Most recently, Allen wrote for The Atlantic. Previously, he covered national security for Wired, where he wrote about the Pentagon, military affairs and the defense industry. From 2011 to 2013 he covered policy, politics, ideas and think tanks for The Washington Post, where he broke the story about the Koch brothers suing for control of the Cato Institute, reported on the 2012 elections and covered Google’s international gathering of 80 former violent extremists in Dublin, Ireland.

Allen has also written for The New Republic, The Nation, The American Prospect, Huffington Post and the New York Observer, among others. He has been awarded funding from The Nation’s Investigative Journalism Fund and has twice been a fellow at the Knight Center for Specialized Journalism.

Allen’s work is often covered by media outlets such as The New York Times, msnbc, Politico and Slate. He is a regular radio show guest, including WNYC’s The Takeaway and NPR’s All Things Considered.

For more than seven years, Allen worked at Washington, DC think tanks and private political consulting firms. He has also spent time in Egypt, Jordan, Israel and Palestine for work and for pleasure.
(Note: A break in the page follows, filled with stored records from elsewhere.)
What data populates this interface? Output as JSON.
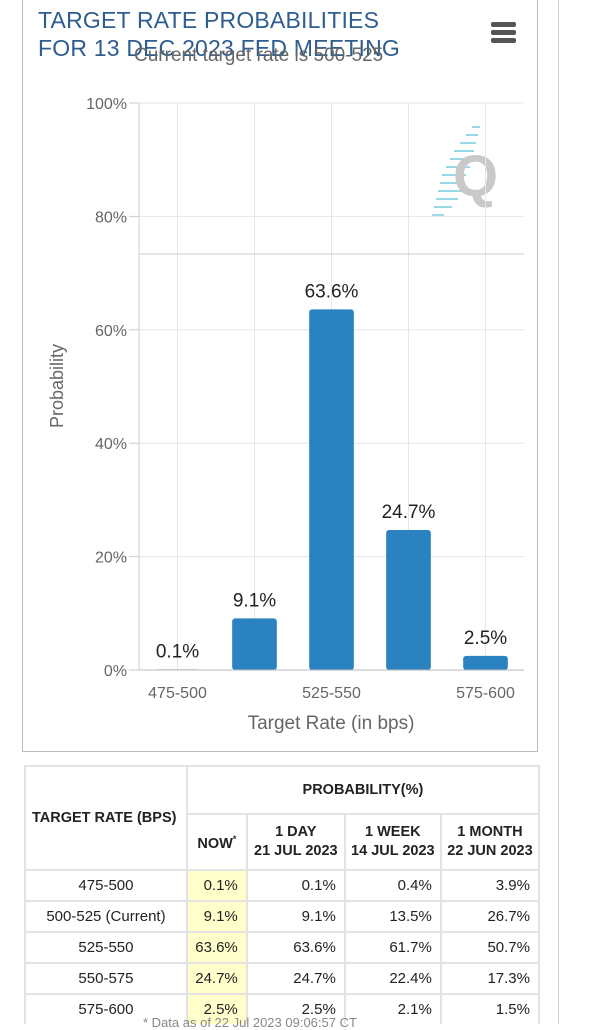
{
  "header": {
    "title_line1": "TARGET RATE PROBABILITIES",
    "title_line2": "FOR 13 DEC 2023 FED MEETING",
    "subtitle": "Current target rate is 500-525"
  },
  "chart_data": {
    "type": "bar",
    "categories": [
      "475-500",
      "500-525",
      "525-550",
      "550-575",
      "575-600"
    ],
    "x_tick_labels_shown": [
      "475-500",
      "",
      "525-550",
      "",
      "575-600"
    ],
    "values": [
      0.1,
      9.1,
      63.6,
      24.7,
      2.5
    ],
    "data_labels": [
      "0.1%",
      "9.1%",
      "63.6%",
      "24.7%",
      "2.5%"
    ],
    "title": "TARGET RATE PROBABILITIES FOR 13 DEC 2023 FED MEETING",
    "subtitle": "Current target rate is 500-525",
    "xlabel": "Target Rate (in bps)",
    "ylabel": "Probability",
    "ylim": [
      0,
      100
    ],
    "y_ticks": [
      0,
      20,
      40,
      60,
      80,
      100
    ],
    "y_tick_labels": [
      "0%",
      "20%",
      "40%",
      "60%",
      "80%",
      "100%"
    ],
    "grid": true,
    "bar_color": "#2b82c0"
  },
  "table": {
    "target_header": "TARGET RATE (BPS)",
    "probability_header": "PROBABILITY(%)",
    "columns": [
      {
        "line1": "NOW",
        "line2": "",
        "mark": "*"
      },
      {
        "line1": "1 DAY",
        "line2": "21 JUL 2023",
        "mark": ""
      },
      {
        "line1": "1 WEEK",
        "line2": "14 JUL 2023",
        "mark": ""
      },
      {
        "line1": "1 MONTH",
        "line2": "22 JUN 2023",
        "mark": ""
      }
    ],
    "rows": [
      {
        "rate": "475-500",
        "values": [
          "0.1%",
          "0.1%",
          "0.4%",
          "3.9%"
        ]
      },
      {
        "rate": "500-525 (Current)",
        "values": [
          "9.1%",
          "9.1%",
          "13.5%",
          "26.7%"
        ]
      },
      {
        "rate": "525-550",
        "values": [
          "63.6%",
          "63.6%",
          "61.7%",
          "50.7%"
        ]
      },
      {
        "rate": "550-575",
        "values": [
          "24.7%",
          "24.7%",
          "22.4%",
          "17.3%"
        ]
      },
      {
        "rate": "575-600",
        "values": [
          "2.5%",
          "2.5%",
          "2.1%",
          "1.5%"
        ]
      }
    ],
    "now_highlight_color": "#ffffcc"
  },
  "footnote": "* Data as of 22 Jul 2023 09:06:57 CT",
  "icons": {
    "menu": "hamburger-menu-icon",
    "watermark": "quikstrike-q-logo"
  }
}
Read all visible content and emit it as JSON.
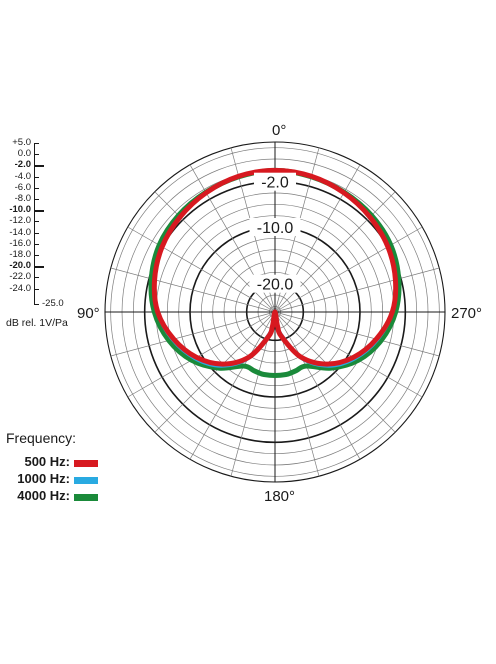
{
  "chart_data": {
    "type": "polar",
    "angle_labels": {
      "top": "0°",
      "left": "90°",
      "right": "270°",
      "bottom": "180°"
    },
    "ring_labels": [
      "-2.0",
      "-10.0",
      "-20.0"
    ],
    "r_range_db": [
      -25,
      5
    ],
    "scale_ticks": [
      {
        "label": "+5.0",
        "bold": false
      },
      {
        "label": "0.0",
        "bold": false
      },
      {
        "label": "-2.0",
        "bold": true
      },
      {
        "label": "-4.0",
        "bold": false
      },
      {
        "label": "-6.0",
        "bold": false
      },
      {
        "label": "-8.0",
        "bold": false
      },
      {
        "label": "-10.0",
        "bold": true
      },
      {
        "label": "-12.0",
        "bold": false
      },
      {
        "label": "-14.0",
        "bold": false
      },
      {
        "label": "-16.0",
        "bold": false
      },
      {
        "label": "-18.0",
        "bold": false
      },
      {
        "label": "-20.0",
        "bold": true
      },
      {
        "label": "-22.0",
        "bold": false
      },
      {
        "label": "-24.0",
        "bold": false
      }
    ],
    "scale_min_label": "-25.0",
    "unit_label": "dB rel. 1V/Pa",
    "legend_title": "Frequency:",
    "series": [
      {
        "name": "500 Hz:",
        "color": "#d71920",
        "angles_deg": [
          0,
          15,
          30,
          45,
          60,
          75,
          90,
          105,
          120,
          135,
          150,
          165,
          170,
          180,
          190,
          195,
          210,
          225,
          240,
          255,
          270,
          285,
          300,
          315,
          330,
          345
        ],
        "values_db": [
          0,
          -0.2,
          -0.7,
          -1.3,
          -2.0,
          -3.0,
          -4.3,
          -6.5,
          -9.0,
          -12.0,
          -15.8,
          -20.5,
          -22.5,
          -25,
          -22.5,
          -20.5,
          -15.8,
          -12.0,
          -9.0,
          -6.5,
          -4.3,
          -3.0,
          -2.0,
          -1.3,
          -0.7,
          -0.2
        ]
      },
      {
        "name": "1000 Hz:",
        "color": "#29aae1",
        "angles_deg": [
          0,
          15,
          30,
          45,
          60,
          75,
          90,
          105,
          120,
          135,
          150,
          165,
          170,
          180,
          190,
          195,
          210,
          225,
          240,
          255,
          270,
          285,
          300,
          315,
          330,
          345
        ],
        "values_db": [
          0,
          -0.2,
          -0.7,
          -1.3,
          -2.0,
          -3.0,
          -4.3,
          -6.3,
          -8.7,
          -11.6,
          -15.6,
          -20.8,
          -23.0,
          -24.8,
          -23.0,
          -20.8,
          -15.6,
          -11.6,
          -8.7,
          -6.3,
          -4.3,
          -3.0,
          -2.0,
          -1.3,
          -0.7,
          -0.2
        ]
      },
      {
        "name": "4000 Hz:",
        "color": "#1a8a3a",
        "angles_deg": [
          0,
          15,
          30,
          45,
          60,
          75,
          90,
          105,
          120,
          135,
          150,
          160,
          165,
          170,
          180,
          190,
          195,
          200,
          210,
          225,
          240,
          255,
          270,
          285,
          300,
          315,
          330,
          345
        ],
        "values_db": [
          0,
          -0.3,
          -0.6,
          -0.9,
          -1.4,
          -2.4,
          -3.7,
          -5.6,
          -8.0,
          -11.0,
          -14.0,
          -14.0,
          -13.9,
          -13.8,
          -13.8,
          -13.8,
          -13.9,
          -14.0,
          -14.0,
          -11.0,
          -8.0,
          -5.6,
          -3.7,
          -2.4,
          -1.4,
          -0.9,
          -0.6,
          -0.3
        ]
      }
    ]
  }
}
He lives in New York and Washington, DC.

Why governmentality? 

As clever a name as governmentality is, it’s borrowed. The innovative concept about power originated with the French historian-theorist, Michel Foucault.

For the sake of brevity, think about governmentality as a kind of “governmental rationality” — the idea that there is an internal logic to the ways that governments and other institutions of power organize people in such a way that maximizes the efficiency of governing. This is a stealthy capability that makes power not just hierarchical or taking the form of brute force, but also the ways in which power controls narratives, categorizes peoples, and normalizes the illogical.

governmentality is still a blog about politics as we know it (elections, policies, lobbying, speeches, corruption, scandals, etc.), but also economics, global affairs, business and culture — all with an eye toward the context of the many forms that power takes.